De nos jours, écrivais-je, la Russie pourrait annexer Constantinople sans y transporter sa capitale, ce qu’on n’eût pu éviter du temps de Pierre-le-Grand et même des années après lui. Maintenant, Constantinople deviendrait peut-être, sans être la capitale de la Russie, le centre du Panslavisme, comme quelques-uns le rêvent. Les Grecs ne peuvent nullement hériter seuls de Constantinople ; on ne peut leur livrer un port d’une telle importance. Ce serait hors de toute proportion avec leur valeur ethnique actuelle. Mais de quel droit moral la Russie se prévaudrait-elle pour s’emparer de Constantinople ? Au nom de quel principe supérieur aurait-elle la faculté d’imposer son occupation de cette ville à l’Europe ?

Ce seraient précisément, ai-je écrit, les conditions d’existence de la religion orthodoxe qui exigeraient l’intervention de la Russie. Le rôle que notre pays doit jouer ne s’est clairement révélé qu’après Pierre-le-Grand, quand la Russie a compris que son devoir était de devenir la réelle tutrice de l’orthodoxie. Au point de vue religieux les Slaves ou les Grecs, c’est tout un. La plus grande nation orthodoxe a le devoir de se faire la protectrice de la religion grecque ; le Russe sera le protecteur, le chef, mais non le maître des populations qui partagent ses croyances.

Toutes ces opinions ont été exposées par moi dans l’article de juin auquel je faisais allusion. Je n’affirmais pas que l’on pût réaliser immédiatement tout ce que j’indiquais ; mais, disais-je, le temps se chargera de me donner raison. Il est encore difficile de préciser le moment où il sera bon d’agir, mais on peut pressentir qu’il est assez proche.

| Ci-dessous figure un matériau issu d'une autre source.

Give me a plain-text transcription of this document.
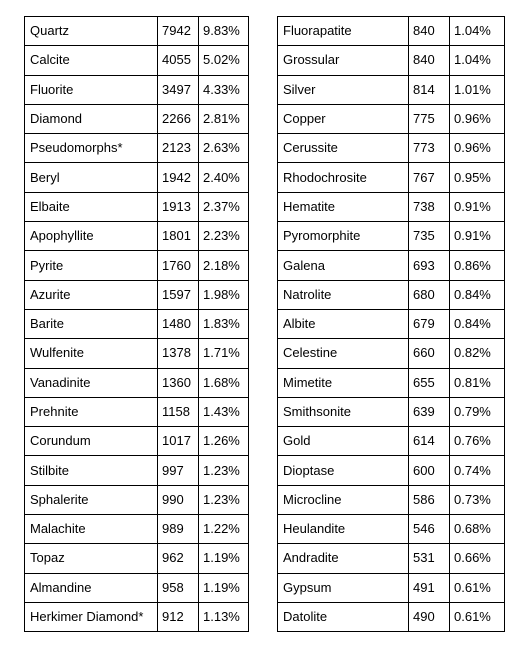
Quartz	7942	9.83%
Calcite	4055	5.02%
Fluorite	3497	4.33%
Diamond	2266	2.81%
Pseudomorphs*	2123	2.63%
Beryl	1942	2.40%
Elbaite	1913	2.37%
Apophyllite	1801	2.23%
Pyrite	1760	2.18%
Azurite	1597	1.98%
Barite	1480	1.83%
Wulfenite	1378	1.71%
Vanadinite	1360	1.68%
Prehnite	1158	1.43%
Corundum	1017	1.26%
Stilbite	997	1.23%
Sphalerite	990	1.23%
Malachite	989	1.22%
Topaz	962	1.19%
Almandine	958	1.19%
Herkimer Diamond*	912	1.13%
Fluorapatite	840	1.04%
Grossular	840	1.04%
Silver	814	1.01%
Copper	775	0.96%
Cerussite	773	0.96%
Rhodochrosite	767	0.95%
Hematite	738	0.91%
Pyromorphite	735	0.91%
Galena	693	0.86%
Natrolite	680	0.84%
Albite	679	0.84%
Celestine	660	0.82%
Mimetite	655	0.81%
Smithsonite	639	0.79%
Gold	614	0.76%
Dioptase	600	0.74%
Microcline	586	0.73%
Heulandite	546	0.68%
Andradite	531	0.66%
Gypsum	491	0.61%
Datolite	490	0.61%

Depuis mon article, neuf mois se sont passés, des mois qu’il ne faut pas porter en compte, des mois troublés, occupés d’abord par l’enthousiasme qu’excite la guerre, par les espérances qu’elle fit naître, puis par des déceptions. On ne peut encore fixer aucune date, et je n’ai voulu qu’ajouter ici quelques paroles explicatives afin de commenter mes rêves de juin sur l’avenir de Byzance. Quoi qu’il arrive, Constantinople sera à nous tôt ou tard ; je reviens là-dessus, mais à un autre point de vue :

J’admets qu’il y ait quelque gloire la posséder un port célèbre, une illustre cité de ce monde qui a été considérée comme l’umbilicus terræ, mais je ne m’arrête pas à cette considération si flatteuse pour nous dans un avenir prochain. Je n’insisterai pas plus sur cette vérité que la Russie est comme un géant énorme qui a grandi dans une chambre close de tous côtés, sans communication avec le reste de l’univers et qui a besoin de respirer l’air libre des Océans. Je ne veux pas développer une appréciation, pour moi d’une importance extrême, bien que personne n’ait paru, jusqu’à présent, l’évaluer à sa juste valeur.